The cause of the bug appears to be an internal mis-accounting of memory in DistSQL.
Assigning @asubiotto to take a look.
Hi @andreis, did this happen when you shut down the node? If not, when did it happen? It might be helpful to also get some more extensive logs from the node on which the panic occurred if you have them.
My suspicion is that this is a race condition between an executing flow and a shutdown. The panic happens when Stoping the flow's memory monitor in flow.Cleanup. We however clear the account associated with this monitor on the line above: f.EvalCtx.ActiveMemAcc.Close.

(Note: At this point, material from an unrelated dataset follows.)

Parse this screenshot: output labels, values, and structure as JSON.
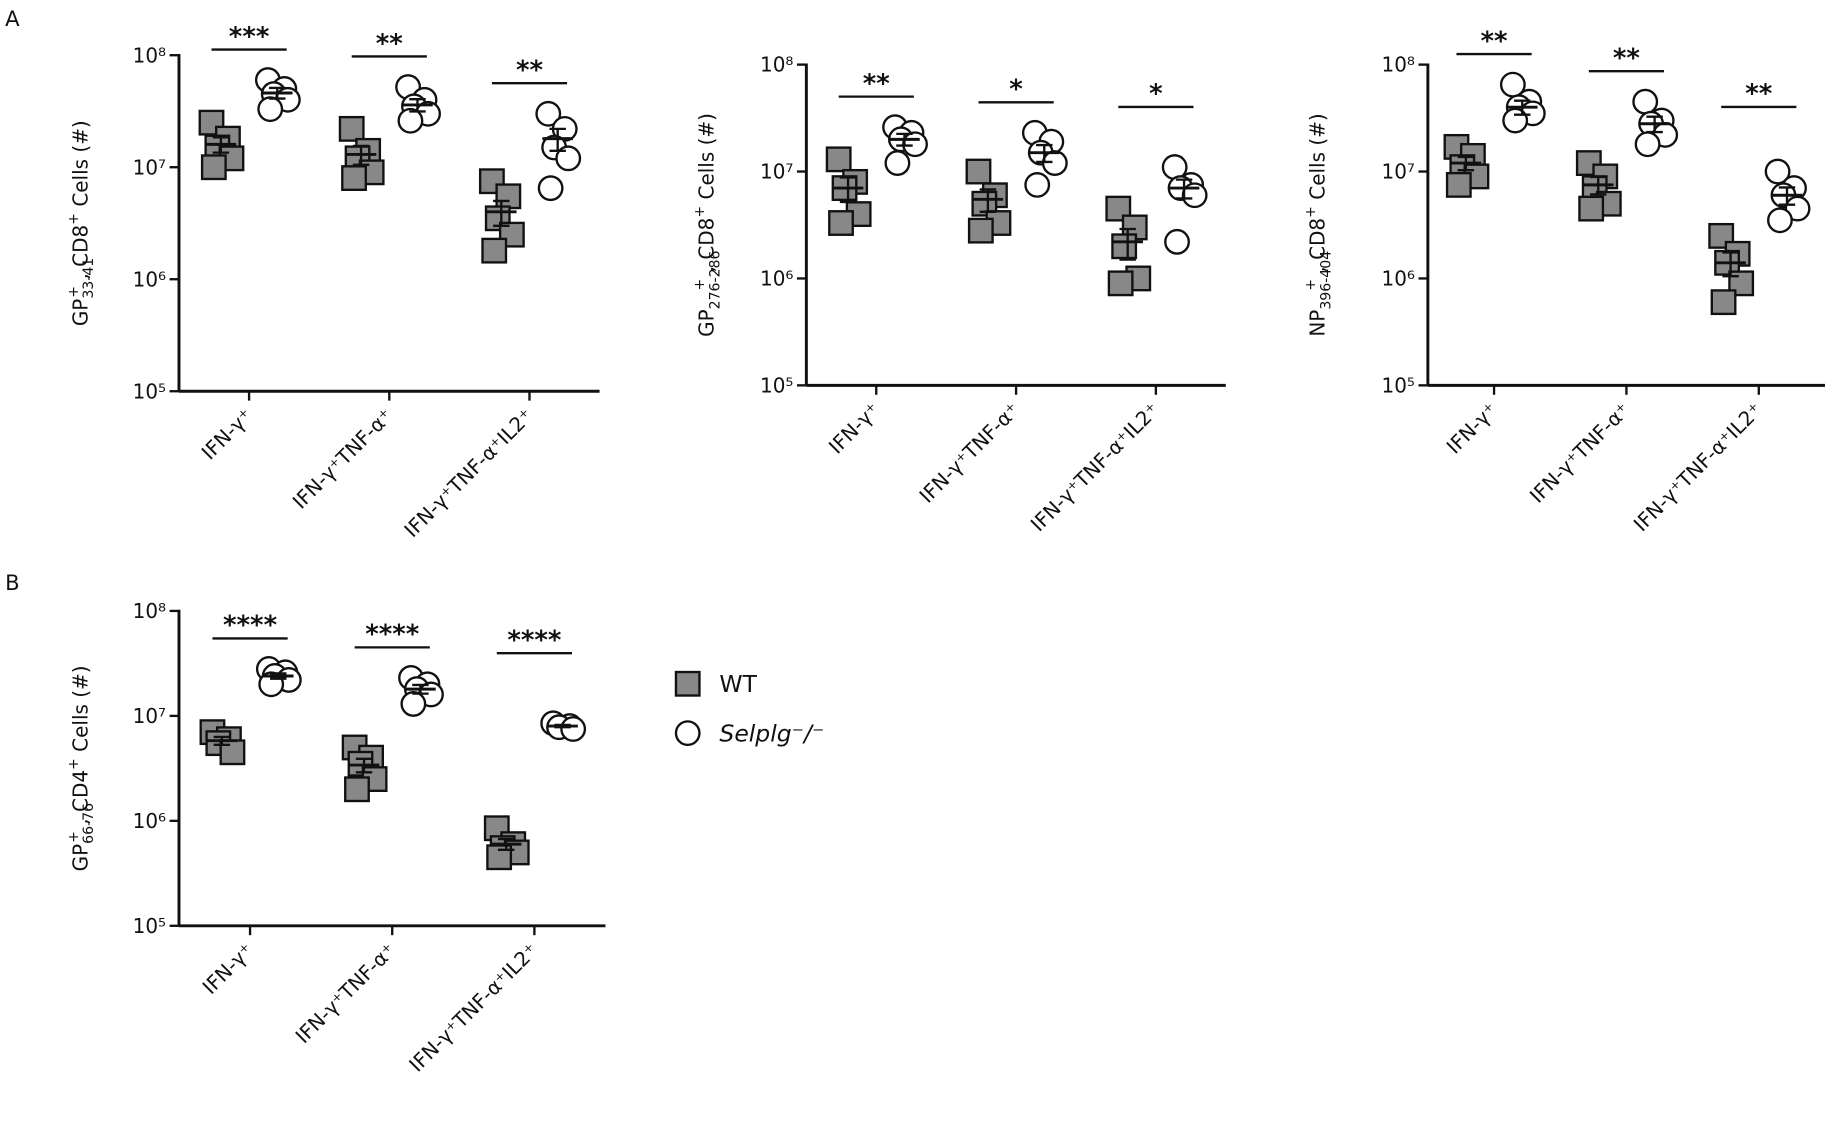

What might be happening is that some processor (probably the hash joiner in this case) creates another account (for its buckets) and gets to add some memory before the monitor is Closed since the flow context isn't cancelled until the end of the Cleanup.
edit: this theory is wrong, we don't proceed to flow.Cleanup until flow.Wait returns which means that there are no running processors when evalCtx.Stop gets executed.

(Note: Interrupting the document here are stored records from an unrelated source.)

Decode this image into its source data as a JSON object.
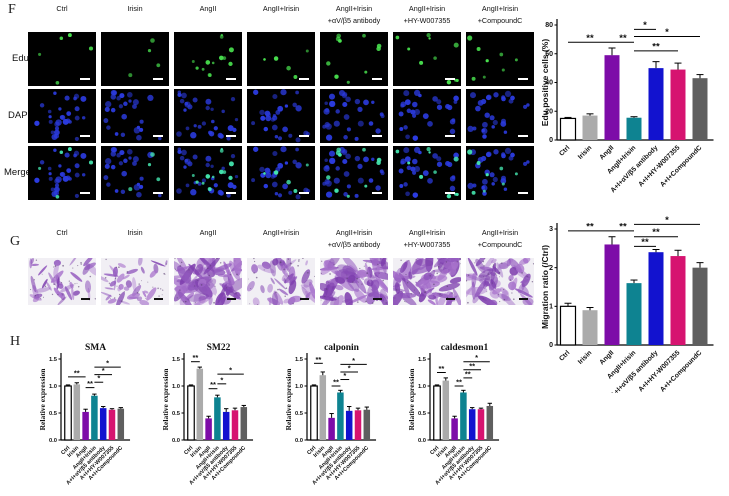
{
  "figure": {
    "panel_f_label": "F",
    "panel_g_label": "G",
    "panel_h_label": "H"
  },
  "colors": {
    "bar_palette": [
      "#ffffff",
      "#ababab",
      "#7d0ca8",
      "#0e8391",
      "#1212cf",
      "#d61370",
      "#5f5f5f"
    ],
    "edu_dot": "#49e34f",
    "dapi_dot": "#2b3be0",
    "merge_green": "#45e8b0",
    "micrograph_bg": "#000000",
    "transwell_bg": "#f1eff4",
    "transwell_cells": [
      "#a873cc",
      "#9157bd",
      "#7e3fae"
    ]
  },
  "column_headers": [
    {
      "line1": "",
      "line2": "Ctrl"
    },
    {
      "line1": "",
      "line2": "Irisin"
    },
    {
      "line1": "",
      "line2": "AngII"
    },
    {
      "line1": "",
      "line2": "AngII+Irisin"
    },
    {
      "line1": "AngII+Irisin",
      "line2": "+αV/β5 antibody"
    },
    {
      "line1": "AngII+Irisin",
      "line2": "+HY-W007355"
    },
    {
      "line1": "AngII+Irisin",
      "line2": "+CompoundC"
    }
  ],
  "panel_f": {
    "row_labels": [
      "Edu",
      "DAPI",
      "Merge"
    ],
    "tiles": [
      {
        "edu_dots": 5,
        "dapi_dots": 28
      },
      {
        "edu_dots": 4,
        "dapi_dots": 26
      },
      {
        "edu_dots": 13,
        "dapi_dots": 30
      },
      {
        "edu_dots": 5,
        "dapi_dots": 27
      },
      {
        "edu_dots": 10,
        "dapi_dots": 29
      },
      {
        "edu_dots": 10,
        "dapi_dots": 28
      },
      {
        "edu_dots": 8,
        "dapi_dots": 27
      }
    ]
  },
  "panel_g": {
    "tiles": [
      {
        "density": 0.35
      },
      {
        "density": 0.3
      },
      {
        "density": 0.95
      },
      {
        "density": 0.45
      },
      {
        "density": 0.9
      },
      {
        "density": 0.85
      },
      {
        "density": 0.7
      }
    ]
  },
  "chart_data": [
    {
      "id": "edu",
      "type": "bar",
      "title": "",
      "ylabel": "Edu positive cells (%)",
      "xlabel": "",
      "categories": [
        "Ctrl",
        "Irisin",
        "AngII",
        "AngII+Irisin",
        "A+I+αV/β5 antibody",
        "A+I+HY-W007355",
        "A+I+CompoundC"
      ],
      "values": [
        15,
        17,
        59,
        15.5,
        50,
        49,
        43
      ],
      "errors": [
        0.7,
        1.2,
        5,
        0.7,
        4.5,
        4.5,
        2.5
      ],
      "ylim": [
        0,
        80
      ],
      "yticks": [
        0,
        20,
        40,
        60,
        80
      ],
      "ytick_labels": [
        "0",
        "20",
        "40",
        "60",
        "80"
      ],
      "significance": [
        {
          "from": 0,
          "to": 2,
          "label": "**",
          "y": 68
        },
        {
          "from": 2,
          "to": 3,
          "label": "**",
          "y": 68
        },
        {
          "from": 3,
          "to": 4,
          "label": "*",
          "y": 77
        },
        {
          "from": 3,
          "to": 5,
          "label": "**",
          "y": 62
        },
        {
          "from": 3,
          "to": 6,
          "label": "*",
          "y": 72
        }
      ]
    },
    {
      "id": "migration",
      "type": "bar",
      "title": "",
      "ylabel": "Migration ratio (/Ctrl)",
      "xlabel": "",
      "categories": [
        "Ctrl",
        "Irisin",
        "AngII",
        "AngII+Irisin",
        "A+I+αV/β5 antibody",
        "A+I+HY-W007355",
        "A+I+CompoundC"
      ],
      "values": [
        1.0,
        0.9,
        2.6,
        1.6,
        2.4,
        2.3,
        2.0
      ],
      "errors": [
        0.08,
        0.07,
        0.2,
        0.08,
        0.07,
        0.15,
        0.13
      ],
      "ylim": [
        0,
        3
      ],
      "yticks": [
        0,
        1,
        2,
        3
      ],
      "ytick_labels": [
        "0",
        "1",
        "2",
        "3"
      ],
      "significance": [
        {
          "from": 0,
          "to": 2,
          "label": "**",
          "y": 2.95
        },
        {
          "from": 2,
          "to": 3,
          "label": "**",
          "y": 2.95
        },
        {
          "from": 3,
          "to": 4,
          "label": "**",
          "y": 2.55
        },
        {
          "from": 3,
          "to": 5,
          "label": "**",
          "y": 2.8
        },
        {
          "from": 3,
          "to": 6,
          "label": "*",
          "y": 3.12
        }
      ]
    },
    {
      "id": "sma",
      "type": "bar",
      "title": "SMA",
      "ylabel": "Relative expression",
      "xlabel": "",
      "categories": [
        "Ctrl",
        "Irisin",
        "AngII",
        "AngII+Irisin",
        "A+I+αV/β5 antibody",
        "A+I+HY-W007355",
        "A+I+CompoundC"
      ],
      "values": [
        1.0,
        1.03,
        0.52,
        0.82,
        0.59,
        0.56,
        0.58
      ],
      "errors": [
        0.02,
        0.03,
        0.05,
        0.03,
        0.03,
        0.02,
        0.02
      ],
      "ylim": [
        0,
        1.5
      ],
      "yticks": [
        0,
        0.5,
        1.0,
        1.5
      ],
      "ytick_labels": [
        "0.0",
        "0.5",
        "1.0",
        "1.5"
      ],
      "significance": [
        {
          "from": 0,
          "to": 2,
          "label": "**",
          "y": 1.17
        },
        {
          "from": 2,
          "to": 3,
          "label": "**",
          "y": 0.97
        },
        {
          "from": 3,
          "to": 4,
          "label": "*",
          "y": 1.07
        },
        {
          "from": 3,
          "to": 5,
          "label": "*",
          "y": 1.21
        },
        {
          "from": 3,
          "to": 6,
          "label": "*",
          "y": 1.35
        }
      ]
    },
    {
      "id": "sm22",
      "type": "bar",
      "title": "SM22",
      "ylabel": "Relative expression",
      "xlabel": "",
      "categories": [
        "Ctrl",
        "Irisin",
        "AngII",
        "AngII+Irisin",
        "A+I+αV/β5 antibody",
        "A+I+HY-W007355",
        "A+I+CompoundC"
      ],
      "values": [
        1.0,
        1.32,
        0.4,
        0.79,
        0.52,
        0.55,
        0.61
      ],
      "errors": [
        0.02,
        0.03,
        0.04,
        0.04,
        0.06,
        0.04,
        0.03
      ],
      "ylim": [
        0,
        1.5
      ],
      "yticks": [
        0,
        0.5,
        1.0,
        1.5
      ],
      "ytick_labels": [
        "0.0",
        "0.5",
        "1.0",
        "1.5"
      ],
      "significance": [
        {
          "from": 0,
          "to": 1,
          "label": "**",
          "y": 1.45
        },
        {
          "from": 2,
          "to": 3,
          "label": "**",
          "y": 0.95
        },
        {
          "from": 3,
          "to": 4,
          "label": "*",
          "y": 1.04
        },
        {
          "from": 3,
          "to": 6,
          "label": "*",
          "y": 1.22
        }
      ]
    },
    {
      "id": "calponin",
      "type": "bar",
      "title": "calponin",
      "ylabel": "Relative expression",
      "xlabel": "",
      "categories": [
        "Ctrl",
        "Irisin",
        "AngII",
        "AngII+Irisin",
        "A+I+αV/β5 antibody",
        "A+I+HY-W007355",
        "A+I+CompoundC"
      ],
      "values": [
        1.0,
        1.2,
        0.41,
        0.88,
        0.54,
        0.55,
        0.56
      ],
      "errors": [
        0.02,
        0.06,
        0.08,
        0.04,
        0.08,
        0.04,
        0.05
      ],
      "ylim": [
        0,
        1.5
      ],
      "yticks": [
        0,
        0.5,
        1.0,
        1.5
      ],
      "ytick_labels": [
        "0.0",
        "0.5",
        "1.0",
        "1.5"
      ],
      "significance": [
        {
          "from": 0,
          "to": 1,
          "label": "**",
          "y": 1.42
        },
        {
          "from": 2,
          "to": 3,
          "label": "**",
          "y": 1.0
        },
        {
          "from": 3,
          "to": 4,
          "label": "*",
          "y": 1.12
        },
        {
          "from": 3,
          "to": 5,
          "label": "*",
          "y": 1.26
        },
        {
          "from": 3,
          "to": 6,
          "label": "*",
          "y": 1.4
        }
      ]
    },
    {
      "id": "caldesmon1",
      "type": "bar",
      "title": "caldesmon1",
      "ylabel": "Relative expression",
      "xlabel": "",
      "categories": [
        "Ctrl",
        "Irisin",
        "AngII",
        "AngII+Irisin",
        "A+I+αV/β5 antibody",
        "A+I+HY-W007355",
        "A+I+CompoundC"
      ],
      "values": [
        1.0,
        1.1,
        0.4,
        0.88,
        0.57,
        0.57,
        0.63
      ],
      "errors": [
        0.02,
        0.05,
        0.04,
        0.04,
        0.03,
        0.02,
        0.05
      ],
      "ylim": [
        0,
        1.5
      ],
      "yticks": [
        0,
        0.5,
        1.0,
        1.5
      ],
      "ytick_labels": [
        "0.0",
        "0.5",
        "1.0",
        "1.5"
      ],
      "significance": [
        {
          "from": 0,
          "to": 1,
          "label": "**",
          "y": 1.25
        },
        {
          "from": 2,
          "to": 3,
          "label": "**",
          "y": 1.0
        },
        {
          "from": 3,
          "to": 4,
          "label": "**",
          "y": 1.15
        },
        {
          "from": 3,
          "to": 5,
          "label": "**",
          "y": 1.3
        },
        {
          "from": 3,
          "to": 6,
          "label": "*",
          "y": 1.45
        }
      ]
    }
  ]
}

Pretty sure it happened when restarting the docker container, so yes on shutdown
edit: 11,999 stars!! Congrats :)
edit: 12,000 🎊 ✨ 🚀
I've taken a cursory look at the hashjoiner code and I don't immediately see any leaks, but that code sure is complicated).
I've hit this kind of memory accounting error on another occasion and they're hard to debug because there's no information about where the leak might be.
@knz what do you think of making BytesMonitors maintain a list of open children (monitors and BoundAccounts) to be printed on this panic?
@andreimatei bad idea.
To investigate this there's a trace option: --vmodule=bytes_usage=2
You can enable that then look at where the bytes are allocated/deallocated.
@knz I don't understand why you think that's a bad idea. We hit these problems a lot, and we can't retroactively turn on --vmodule=bytes_usage=2 for reported panics.
@jordanlewis feel free to take over the concerns and the design. My opinion is not evidence-based.
Just be sure to run before/after benchmarks with benchmem enabled if you change anything in that infrastructure.
@jordanlewis do you think we should reevaluate the status of this issue (w.r.t the 2.0 milestone) given the new changes to the memory accounting workflow? This issue, while not entirely resolved in the accounting logic, would at least no longer result in a panic.
But it's still something to fix and I think I can get to it in the 2.0 timeframe. Let's keep it on this milestone and I'll move it back if it turns out I can't get to it in time.
I tried reproducing this running a similar query against v1.1.3 and shutting down the server by bypassing draining and had no luck. Since this issue won't produce a panic in 2.0, I'm closing this because there's not much more I can do.